Today's Lesson Objective includes:

1.)Kids.

I guess being a woman somehow gives people the assumption that I'm a kid-person. It makes sense I guess, since [most] women tend to be more loving, gentle, kind, and nurturing...then there's me. Don't get me wrong, I think kids are great, but they're not necessarily my cup of tea. I'm positive that this piece of information will surprise lots of people, since I've spread the word that I want a big family (which is as true now as it ever was).

To be honest, I prefer kids before the age of 2 and after the age of 13. Babies are great. They can't talk and they're easy to entertain. And they're adorable! Teenagers, however stupid they can be, are people I really like spending time with. I remember all of those people that helped me when I was young and whiny and they have truly shaped who I am today. It really means a lot to me to be a good influence in the lives of struggling teens.

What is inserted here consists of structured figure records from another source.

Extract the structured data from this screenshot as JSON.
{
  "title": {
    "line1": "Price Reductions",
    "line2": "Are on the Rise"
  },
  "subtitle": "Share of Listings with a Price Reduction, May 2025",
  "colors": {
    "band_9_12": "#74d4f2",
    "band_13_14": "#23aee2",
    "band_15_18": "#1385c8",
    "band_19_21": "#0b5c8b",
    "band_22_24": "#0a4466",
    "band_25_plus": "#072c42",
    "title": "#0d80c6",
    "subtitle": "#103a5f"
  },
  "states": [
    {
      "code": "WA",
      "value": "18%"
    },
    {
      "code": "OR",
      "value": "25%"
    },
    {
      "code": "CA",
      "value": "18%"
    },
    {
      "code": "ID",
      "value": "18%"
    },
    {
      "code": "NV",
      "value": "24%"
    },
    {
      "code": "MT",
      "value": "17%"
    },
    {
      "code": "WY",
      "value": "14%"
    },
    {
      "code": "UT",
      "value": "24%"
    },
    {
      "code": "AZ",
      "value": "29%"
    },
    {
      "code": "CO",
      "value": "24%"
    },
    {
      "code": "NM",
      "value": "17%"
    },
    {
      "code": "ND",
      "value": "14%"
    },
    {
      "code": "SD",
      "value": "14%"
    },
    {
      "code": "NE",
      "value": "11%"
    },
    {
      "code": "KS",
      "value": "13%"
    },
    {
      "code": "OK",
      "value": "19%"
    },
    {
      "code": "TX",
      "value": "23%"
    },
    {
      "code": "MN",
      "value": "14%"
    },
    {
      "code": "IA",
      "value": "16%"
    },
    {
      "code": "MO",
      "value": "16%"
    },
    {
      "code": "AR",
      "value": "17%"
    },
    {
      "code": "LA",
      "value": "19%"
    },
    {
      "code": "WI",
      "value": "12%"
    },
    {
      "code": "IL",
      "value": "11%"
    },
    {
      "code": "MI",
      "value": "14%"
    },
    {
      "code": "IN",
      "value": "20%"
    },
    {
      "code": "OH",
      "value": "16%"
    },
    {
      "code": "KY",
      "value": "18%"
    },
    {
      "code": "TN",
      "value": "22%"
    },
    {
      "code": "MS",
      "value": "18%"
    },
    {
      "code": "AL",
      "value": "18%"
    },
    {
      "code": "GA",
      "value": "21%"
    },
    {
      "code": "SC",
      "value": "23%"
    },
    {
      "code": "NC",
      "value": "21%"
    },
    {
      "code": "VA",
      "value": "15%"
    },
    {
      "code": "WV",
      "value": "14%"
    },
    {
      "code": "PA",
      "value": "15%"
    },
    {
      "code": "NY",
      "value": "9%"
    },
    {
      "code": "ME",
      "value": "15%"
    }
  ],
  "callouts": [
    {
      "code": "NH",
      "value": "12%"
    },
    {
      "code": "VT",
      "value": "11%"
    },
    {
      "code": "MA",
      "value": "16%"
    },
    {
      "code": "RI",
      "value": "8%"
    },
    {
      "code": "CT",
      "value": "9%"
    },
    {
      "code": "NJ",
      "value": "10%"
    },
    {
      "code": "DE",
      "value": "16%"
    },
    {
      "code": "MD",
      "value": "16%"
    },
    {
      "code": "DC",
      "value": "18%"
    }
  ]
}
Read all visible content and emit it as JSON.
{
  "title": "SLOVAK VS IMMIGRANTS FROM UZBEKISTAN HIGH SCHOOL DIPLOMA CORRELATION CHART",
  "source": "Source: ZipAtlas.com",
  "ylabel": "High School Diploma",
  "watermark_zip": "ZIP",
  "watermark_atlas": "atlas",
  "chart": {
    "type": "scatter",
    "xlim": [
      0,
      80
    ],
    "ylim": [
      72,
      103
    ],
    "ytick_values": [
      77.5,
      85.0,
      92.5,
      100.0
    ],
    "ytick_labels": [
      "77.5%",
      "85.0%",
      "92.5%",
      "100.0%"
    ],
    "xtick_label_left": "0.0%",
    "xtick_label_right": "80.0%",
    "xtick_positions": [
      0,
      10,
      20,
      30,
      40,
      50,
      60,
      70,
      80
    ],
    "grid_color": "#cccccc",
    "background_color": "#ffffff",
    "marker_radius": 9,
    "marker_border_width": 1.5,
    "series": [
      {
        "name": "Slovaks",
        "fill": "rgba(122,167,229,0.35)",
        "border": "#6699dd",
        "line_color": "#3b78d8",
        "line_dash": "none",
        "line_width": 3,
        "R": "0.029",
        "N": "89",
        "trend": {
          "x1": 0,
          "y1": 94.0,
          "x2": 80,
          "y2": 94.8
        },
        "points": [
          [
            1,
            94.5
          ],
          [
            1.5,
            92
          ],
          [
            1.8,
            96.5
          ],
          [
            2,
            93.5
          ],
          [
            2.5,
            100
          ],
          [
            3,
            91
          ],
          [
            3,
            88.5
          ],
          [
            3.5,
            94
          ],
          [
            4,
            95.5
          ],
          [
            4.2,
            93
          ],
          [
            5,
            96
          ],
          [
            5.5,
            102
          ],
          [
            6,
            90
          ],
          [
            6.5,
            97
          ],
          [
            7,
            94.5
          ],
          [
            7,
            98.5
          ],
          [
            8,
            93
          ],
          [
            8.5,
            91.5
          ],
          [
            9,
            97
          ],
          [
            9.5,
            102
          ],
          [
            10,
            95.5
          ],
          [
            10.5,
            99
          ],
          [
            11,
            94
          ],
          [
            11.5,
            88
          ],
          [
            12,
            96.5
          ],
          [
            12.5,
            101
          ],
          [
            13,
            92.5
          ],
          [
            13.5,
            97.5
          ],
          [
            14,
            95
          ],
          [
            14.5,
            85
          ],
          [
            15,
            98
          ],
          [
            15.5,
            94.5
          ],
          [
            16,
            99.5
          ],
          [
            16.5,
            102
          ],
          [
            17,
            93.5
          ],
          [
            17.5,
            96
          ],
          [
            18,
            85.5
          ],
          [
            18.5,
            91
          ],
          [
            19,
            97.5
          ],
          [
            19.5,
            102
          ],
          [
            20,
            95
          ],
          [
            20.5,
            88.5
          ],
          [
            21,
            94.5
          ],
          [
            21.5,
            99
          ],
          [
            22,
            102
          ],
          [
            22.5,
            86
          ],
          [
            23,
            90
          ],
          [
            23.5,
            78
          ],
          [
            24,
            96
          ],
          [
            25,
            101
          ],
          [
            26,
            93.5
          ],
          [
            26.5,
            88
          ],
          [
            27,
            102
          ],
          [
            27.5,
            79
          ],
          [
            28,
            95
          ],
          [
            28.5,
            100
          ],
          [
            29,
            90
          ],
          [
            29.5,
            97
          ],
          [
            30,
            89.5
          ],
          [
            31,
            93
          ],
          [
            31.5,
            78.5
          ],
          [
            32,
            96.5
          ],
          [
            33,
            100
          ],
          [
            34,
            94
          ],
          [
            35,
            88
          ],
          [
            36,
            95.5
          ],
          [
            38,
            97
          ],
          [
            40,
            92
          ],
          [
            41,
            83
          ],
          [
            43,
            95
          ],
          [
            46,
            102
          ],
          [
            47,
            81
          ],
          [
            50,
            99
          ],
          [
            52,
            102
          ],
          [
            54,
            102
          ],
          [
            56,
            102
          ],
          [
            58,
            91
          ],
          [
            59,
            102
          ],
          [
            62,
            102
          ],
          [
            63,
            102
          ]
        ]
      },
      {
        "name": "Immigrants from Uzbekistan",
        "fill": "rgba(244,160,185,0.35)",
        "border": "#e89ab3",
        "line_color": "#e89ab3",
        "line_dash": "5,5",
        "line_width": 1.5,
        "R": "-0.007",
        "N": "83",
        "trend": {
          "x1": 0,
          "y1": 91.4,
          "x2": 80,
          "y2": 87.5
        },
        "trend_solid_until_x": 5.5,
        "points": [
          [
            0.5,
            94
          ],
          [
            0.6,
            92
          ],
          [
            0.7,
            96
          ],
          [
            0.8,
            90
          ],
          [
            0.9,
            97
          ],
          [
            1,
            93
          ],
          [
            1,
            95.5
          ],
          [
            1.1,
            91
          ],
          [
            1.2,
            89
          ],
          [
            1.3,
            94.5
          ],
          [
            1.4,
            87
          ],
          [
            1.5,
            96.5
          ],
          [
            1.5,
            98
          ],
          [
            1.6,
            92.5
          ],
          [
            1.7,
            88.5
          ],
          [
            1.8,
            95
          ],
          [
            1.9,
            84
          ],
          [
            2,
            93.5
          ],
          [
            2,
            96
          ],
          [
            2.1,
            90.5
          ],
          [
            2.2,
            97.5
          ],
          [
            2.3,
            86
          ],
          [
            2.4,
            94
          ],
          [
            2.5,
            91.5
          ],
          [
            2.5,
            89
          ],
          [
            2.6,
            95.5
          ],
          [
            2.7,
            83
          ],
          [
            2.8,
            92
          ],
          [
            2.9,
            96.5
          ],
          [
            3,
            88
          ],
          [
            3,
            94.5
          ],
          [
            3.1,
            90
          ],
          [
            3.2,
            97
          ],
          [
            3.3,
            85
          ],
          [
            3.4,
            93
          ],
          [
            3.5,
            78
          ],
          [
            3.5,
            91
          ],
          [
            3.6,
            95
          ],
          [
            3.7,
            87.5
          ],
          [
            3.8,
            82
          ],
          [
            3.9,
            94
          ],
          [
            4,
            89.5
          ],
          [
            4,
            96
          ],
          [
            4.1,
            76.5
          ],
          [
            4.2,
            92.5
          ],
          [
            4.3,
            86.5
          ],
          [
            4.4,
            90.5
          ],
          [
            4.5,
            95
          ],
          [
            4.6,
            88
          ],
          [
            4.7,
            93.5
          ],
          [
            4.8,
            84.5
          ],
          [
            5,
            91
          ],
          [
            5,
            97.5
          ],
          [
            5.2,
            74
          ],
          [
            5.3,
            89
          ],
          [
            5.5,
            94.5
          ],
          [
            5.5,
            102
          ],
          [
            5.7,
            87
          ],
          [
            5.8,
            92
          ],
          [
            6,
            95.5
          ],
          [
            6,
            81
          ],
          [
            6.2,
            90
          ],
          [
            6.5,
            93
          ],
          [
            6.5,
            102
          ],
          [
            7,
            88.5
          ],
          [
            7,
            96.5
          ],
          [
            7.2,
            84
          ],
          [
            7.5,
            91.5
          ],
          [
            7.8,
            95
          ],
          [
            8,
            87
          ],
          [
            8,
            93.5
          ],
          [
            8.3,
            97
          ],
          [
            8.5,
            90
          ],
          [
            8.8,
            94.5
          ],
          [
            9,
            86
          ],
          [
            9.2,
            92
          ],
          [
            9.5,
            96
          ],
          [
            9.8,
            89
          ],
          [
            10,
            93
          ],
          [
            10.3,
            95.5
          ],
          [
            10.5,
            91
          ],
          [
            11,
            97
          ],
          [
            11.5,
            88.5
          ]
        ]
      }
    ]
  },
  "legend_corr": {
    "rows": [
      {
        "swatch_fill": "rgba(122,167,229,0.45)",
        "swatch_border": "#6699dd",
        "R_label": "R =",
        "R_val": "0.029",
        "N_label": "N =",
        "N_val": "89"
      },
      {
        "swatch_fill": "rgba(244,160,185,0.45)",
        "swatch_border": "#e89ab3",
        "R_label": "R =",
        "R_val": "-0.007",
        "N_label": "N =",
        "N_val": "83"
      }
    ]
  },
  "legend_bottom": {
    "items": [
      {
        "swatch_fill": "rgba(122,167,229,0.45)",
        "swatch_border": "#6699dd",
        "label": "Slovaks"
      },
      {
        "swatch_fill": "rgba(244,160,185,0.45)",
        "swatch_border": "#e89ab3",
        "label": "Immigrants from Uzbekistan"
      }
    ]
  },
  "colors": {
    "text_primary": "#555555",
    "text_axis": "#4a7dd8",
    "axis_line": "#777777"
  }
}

Well, my mother decided to help me out and get me a job for part of the summer. I guess she thought she was helping me out but really it's torture. Yes, I watch little brats all day. The best part is, they are all between the ages of 5 and 13! Perfect. They love hanging on me. Like literally, clinging onto me for dear life. I hate being touched by anyone, let alone dirty children. All the girls like to grab my hair and immediately start tugging or braiding or stroking it. I'm scared I'll find peanut butter in it one of these days. The worst part is, they all seem to love me but they have a very hard time following directions. No wonder I got this job so easy.

Among all the little people (there's over 100), there are only 3 kids I like.

Kid #1: He is adorable. He is always smiling and reciting his multiplication tables and telling me about the solar system. He told me he wants to be a movie director, paleontologist, and a computer scientist. We were playing a card game and I was losing so he kept giving me some of his cards saying, "you deserve it!". Yesterday he asked me why I'm so pretty all the time. I've never felt more special in my life.

Kid #2: He is such a trouble-maker, but I guess that's why I like him. It's always interesting with him around. He knows he's cute and uses it. But secretly he's a really good boy. I sat and talked with him for awhile and he is quite hilarious. Also he stinks at staring contests, but he's always challenging me to them. I love it.

Kid #3: She is one of the older kids, so I definitely get along with her much more easily. We've had several discussions about Harry Potter and Twilight and she feels that I understand her more than the other counselors because we're both so nerdy. She really reminds me of myself when I was young - she doesn't socialize with the other kids and she's always off to the side reading. We are misfits for life.

I seriously can't wait until this job is over. Does anyone have any suggestions for me as far as surviving these next couple of weeks?